The FBI is cautioning consumers about the potential risks associated with using public phone charging stations, urging them to avoid such stations to prevent exposure to malicious software.
Public USB stations, commonly found in places like malls and airports, are being exploited by malicious actors to disseminate malware and monitoring software, as highlighted in a recent tweet from the FBI’s Denver branch. While the agency did not provide specific examples, it strongly recommended individuals carry their own charger and USB cord and opt for using electrical outlets instead.
Despite the convenience of public charging stations, security experts have long expressed concerns about the associated risks. The term “juice jacking” was coined in 2011 to describe the threat of compromising devices by plugging them into compromised power strips or chargers.
Drew Paik, formerly of security firm Authentic8, explained in a 2017 CNN interview that the same cord used for charging also facilitates data transfer between the phone and other devices. If a port is compromised, a hacker could potentially access various types of sensitive information, including emails, text messages, photos, and contacts.

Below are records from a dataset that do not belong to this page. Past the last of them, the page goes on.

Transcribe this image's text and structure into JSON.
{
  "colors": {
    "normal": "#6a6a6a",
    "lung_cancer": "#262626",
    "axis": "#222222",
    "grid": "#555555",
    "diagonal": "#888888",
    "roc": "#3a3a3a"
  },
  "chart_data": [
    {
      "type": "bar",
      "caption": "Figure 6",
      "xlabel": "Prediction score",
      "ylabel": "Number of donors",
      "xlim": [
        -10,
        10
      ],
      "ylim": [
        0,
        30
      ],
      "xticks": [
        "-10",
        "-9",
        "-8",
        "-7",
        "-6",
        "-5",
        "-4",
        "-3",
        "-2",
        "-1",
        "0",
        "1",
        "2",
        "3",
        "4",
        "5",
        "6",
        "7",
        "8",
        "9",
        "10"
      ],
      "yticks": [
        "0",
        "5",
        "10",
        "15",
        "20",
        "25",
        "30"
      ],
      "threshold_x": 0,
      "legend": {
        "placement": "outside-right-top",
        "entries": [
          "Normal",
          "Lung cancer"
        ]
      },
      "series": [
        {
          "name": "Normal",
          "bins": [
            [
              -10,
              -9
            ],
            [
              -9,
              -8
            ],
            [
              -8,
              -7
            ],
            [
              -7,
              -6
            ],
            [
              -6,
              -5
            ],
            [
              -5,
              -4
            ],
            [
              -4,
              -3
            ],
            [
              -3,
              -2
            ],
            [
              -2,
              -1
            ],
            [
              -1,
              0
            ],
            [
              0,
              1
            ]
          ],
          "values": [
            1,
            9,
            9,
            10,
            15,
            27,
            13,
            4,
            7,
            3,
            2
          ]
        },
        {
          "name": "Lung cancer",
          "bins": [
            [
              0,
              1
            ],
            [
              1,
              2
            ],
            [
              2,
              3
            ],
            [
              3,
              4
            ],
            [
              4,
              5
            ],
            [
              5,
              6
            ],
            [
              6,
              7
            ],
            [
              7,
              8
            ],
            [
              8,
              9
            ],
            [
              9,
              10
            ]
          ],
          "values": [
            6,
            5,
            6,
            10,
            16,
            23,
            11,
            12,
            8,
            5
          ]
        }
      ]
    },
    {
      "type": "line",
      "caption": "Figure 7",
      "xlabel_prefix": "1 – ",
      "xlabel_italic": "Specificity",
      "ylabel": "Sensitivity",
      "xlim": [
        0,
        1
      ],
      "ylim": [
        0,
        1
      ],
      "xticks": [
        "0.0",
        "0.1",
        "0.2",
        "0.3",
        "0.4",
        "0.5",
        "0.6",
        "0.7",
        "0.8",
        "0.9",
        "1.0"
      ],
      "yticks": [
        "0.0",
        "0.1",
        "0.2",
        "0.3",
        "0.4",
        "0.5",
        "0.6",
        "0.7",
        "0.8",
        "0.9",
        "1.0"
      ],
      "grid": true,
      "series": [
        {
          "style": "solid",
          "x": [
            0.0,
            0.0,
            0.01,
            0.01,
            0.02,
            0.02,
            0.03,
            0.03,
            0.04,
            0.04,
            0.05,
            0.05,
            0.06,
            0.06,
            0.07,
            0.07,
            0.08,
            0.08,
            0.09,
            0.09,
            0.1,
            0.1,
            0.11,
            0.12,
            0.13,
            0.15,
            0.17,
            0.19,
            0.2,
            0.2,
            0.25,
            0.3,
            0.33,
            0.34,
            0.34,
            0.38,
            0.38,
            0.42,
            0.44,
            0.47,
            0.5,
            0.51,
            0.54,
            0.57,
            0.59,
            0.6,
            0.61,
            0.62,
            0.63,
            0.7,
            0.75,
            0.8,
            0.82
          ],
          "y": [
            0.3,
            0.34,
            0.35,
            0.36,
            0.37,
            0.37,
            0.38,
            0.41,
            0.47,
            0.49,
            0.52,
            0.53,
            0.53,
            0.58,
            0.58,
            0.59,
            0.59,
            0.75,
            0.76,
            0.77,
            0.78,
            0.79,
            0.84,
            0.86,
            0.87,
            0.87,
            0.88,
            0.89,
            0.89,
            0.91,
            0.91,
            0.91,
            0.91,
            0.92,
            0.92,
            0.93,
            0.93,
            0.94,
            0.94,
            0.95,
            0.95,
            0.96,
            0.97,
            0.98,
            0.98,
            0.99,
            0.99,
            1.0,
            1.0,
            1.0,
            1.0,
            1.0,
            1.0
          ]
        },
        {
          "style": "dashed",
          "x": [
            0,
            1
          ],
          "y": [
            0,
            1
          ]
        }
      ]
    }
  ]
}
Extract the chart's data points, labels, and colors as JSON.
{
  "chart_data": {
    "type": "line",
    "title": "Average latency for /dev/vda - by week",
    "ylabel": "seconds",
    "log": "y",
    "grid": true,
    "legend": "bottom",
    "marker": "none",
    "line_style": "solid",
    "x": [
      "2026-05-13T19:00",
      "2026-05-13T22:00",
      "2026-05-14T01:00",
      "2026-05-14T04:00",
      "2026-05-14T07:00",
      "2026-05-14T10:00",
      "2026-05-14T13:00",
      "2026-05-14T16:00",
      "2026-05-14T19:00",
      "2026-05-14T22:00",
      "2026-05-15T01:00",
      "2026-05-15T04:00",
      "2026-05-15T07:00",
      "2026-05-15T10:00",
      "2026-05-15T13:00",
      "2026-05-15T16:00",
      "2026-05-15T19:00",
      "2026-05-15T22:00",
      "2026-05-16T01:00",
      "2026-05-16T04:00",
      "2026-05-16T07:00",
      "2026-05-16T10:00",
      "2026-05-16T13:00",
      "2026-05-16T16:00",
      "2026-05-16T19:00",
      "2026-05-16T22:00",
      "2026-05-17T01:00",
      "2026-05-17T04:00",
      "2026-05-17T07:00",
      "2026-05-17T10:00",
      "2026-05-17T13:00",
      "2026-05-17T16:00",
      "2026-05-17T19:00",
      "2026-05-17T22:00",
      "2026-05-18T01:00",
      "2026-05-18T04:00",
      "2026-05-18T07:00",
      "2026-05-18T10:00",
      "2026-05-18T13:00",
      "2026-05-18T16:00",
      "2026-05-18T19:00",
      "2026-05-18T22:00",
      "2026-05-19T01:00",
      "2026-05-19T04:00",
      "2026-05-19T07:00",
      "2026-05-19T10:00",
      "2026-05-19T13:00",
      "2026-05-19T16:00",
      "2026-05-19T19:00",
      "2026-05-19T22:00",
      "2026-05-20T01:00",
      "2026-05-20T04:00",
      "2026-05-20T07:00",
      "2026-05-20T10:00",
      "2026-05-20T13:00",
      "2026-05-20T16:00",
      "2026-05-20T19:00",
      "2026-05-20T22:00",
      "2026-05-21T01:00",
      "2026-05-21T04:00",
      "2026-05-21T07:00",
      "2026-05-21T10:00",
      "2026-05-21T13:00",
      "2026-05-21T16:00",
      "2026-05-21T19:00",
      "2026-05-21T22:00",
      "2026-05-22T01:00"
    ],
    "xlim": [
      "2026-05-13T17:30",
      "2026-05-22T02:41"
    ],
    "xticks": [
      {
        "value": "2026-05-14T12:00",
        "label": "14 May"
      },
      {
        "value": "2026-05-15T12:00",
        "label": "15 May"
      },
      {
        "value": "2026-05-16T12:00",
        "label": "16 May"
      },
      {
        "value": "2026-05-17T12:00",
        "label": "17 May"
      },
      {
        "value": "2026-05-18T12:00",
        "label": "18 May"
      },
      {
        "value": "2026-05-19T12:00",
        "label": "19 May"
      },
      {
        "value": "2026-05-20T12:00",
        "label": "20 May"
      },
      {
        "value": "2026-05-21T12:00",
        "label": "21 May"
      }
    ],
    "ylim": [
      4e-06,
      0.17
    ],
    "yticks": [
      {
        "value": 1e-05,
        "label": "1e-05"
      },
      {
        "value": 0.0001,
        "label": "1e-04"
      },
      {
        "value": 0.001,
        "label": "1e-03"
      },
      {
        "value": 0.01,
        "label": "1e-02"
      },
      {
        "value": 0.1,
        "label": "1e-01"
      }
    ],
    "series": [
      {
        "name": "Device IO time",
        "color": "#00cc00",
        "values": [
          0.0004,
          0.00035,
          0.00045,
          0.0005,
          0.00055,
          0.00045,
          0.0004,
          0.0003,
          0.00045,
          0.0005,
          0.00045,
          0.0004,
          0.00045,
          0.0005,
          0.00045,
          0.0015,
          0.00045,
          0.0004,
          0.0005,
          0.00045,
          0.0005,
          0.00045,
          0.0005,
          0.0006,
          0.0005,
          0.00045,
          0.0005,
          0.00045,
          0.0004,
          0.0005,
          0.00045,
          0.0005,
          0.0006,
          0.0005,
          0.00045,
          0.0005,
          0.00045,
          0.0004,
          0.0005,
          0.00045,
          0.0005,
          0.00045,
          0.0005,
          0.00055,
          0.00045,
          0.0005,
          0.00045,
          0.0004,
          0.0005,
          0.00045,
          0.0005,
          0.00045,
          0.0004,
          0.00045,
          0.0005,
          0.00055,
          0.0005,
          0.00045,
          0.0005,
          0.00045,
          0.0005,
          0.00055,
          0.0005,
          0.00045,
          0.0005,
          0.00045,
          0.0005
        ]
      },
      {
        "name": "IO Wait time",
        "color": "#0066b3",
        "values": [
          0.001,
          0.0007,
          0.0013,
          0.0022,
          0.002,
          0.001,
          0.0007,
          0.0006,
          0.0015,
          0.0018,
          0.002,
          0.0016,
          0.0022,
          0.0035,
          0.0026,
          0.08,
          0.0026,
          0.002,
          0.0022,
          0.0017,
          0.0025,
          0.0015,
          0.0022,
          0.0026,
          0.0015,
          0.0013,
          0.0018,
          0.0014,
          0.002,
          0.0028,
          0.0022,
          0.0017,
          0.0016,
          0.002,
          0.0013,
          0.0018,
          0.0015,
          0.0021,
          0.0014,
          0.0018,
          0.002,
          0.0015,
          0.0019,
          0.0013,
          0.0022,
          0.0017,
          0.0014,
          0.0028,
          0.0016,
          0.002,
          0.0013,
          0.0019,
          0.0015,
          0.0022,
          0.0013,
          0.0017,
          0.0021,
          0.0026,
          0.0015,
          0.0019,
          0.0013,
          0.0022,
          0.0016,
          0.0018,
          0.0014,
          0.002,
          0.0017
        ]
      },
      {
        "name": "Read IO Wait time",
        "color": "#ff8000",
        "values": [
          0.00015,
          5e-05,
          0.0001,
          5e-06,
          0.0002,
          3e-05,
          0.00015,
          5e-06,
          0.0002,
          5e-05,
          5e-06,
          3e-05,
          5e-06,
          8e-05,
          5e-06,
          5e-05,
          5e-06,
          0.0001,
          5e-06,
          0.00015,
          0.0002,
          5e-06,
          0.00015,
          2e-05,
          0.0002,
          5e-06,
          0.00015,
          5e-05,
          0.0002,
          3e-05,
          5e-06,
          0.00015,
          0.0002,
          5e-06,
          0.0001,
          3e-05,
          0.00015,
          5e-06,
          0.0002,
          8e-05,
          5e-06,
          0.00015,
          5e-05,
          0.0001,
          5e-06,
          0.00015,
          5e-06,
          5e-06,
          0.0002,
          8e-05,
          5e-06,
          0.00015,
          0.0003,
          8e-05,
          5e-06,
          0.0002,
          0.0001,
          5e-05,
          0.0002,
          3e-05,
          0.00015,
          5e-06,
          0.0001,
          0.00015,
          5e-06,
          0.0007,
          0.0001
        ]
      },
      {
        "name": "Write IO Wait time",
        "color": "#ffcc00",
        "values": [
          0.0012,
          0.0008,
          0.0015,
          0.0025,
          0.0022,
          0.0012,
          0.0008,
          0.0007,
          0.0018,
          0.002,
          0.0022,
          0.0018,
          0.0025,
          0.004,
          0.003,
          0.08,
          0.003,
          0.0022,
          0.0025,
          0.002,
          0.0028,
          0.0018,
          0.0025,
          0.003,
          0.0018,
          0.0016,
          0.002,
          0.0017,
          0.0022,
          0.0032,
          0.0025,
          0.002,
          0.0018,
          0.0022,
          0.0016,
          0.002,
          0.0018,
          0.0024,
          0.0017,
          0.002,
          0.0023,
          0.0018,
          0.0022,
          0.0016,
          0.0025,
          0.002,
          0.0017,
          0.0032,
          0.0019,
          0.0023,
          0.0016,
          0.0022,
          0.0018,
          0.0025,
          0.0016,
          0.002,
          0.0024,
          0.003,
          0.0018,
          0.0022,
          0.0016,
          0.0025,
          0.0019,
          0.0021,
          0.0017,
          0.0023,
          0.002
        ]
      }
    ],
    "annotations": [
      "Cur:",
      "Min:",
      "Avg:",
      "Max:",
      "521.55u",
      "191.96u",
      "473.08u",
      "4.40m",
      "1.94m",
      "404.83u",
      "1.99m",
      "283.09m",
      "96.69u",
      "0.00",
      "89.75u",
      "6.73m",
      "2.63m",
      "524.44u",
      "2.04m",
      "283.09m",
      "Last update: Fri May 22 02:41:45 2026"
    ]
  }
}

Vikki Migoya, public affairs officer at the FBI’s Denver branch, emphasized that the warning serves as a general reminder for the American public to remain vigilant, especially while traveling. The Federal Communications Commission (FCC) also updated a blog post, cautioning that a corrupted charging port could enable a malicious actor to lock a device or extract personal data and passwords. The FCC even noted instances where criminals intentionally left infected cables at charging stations, and there were reports of such cables being distributed as promotional gifts.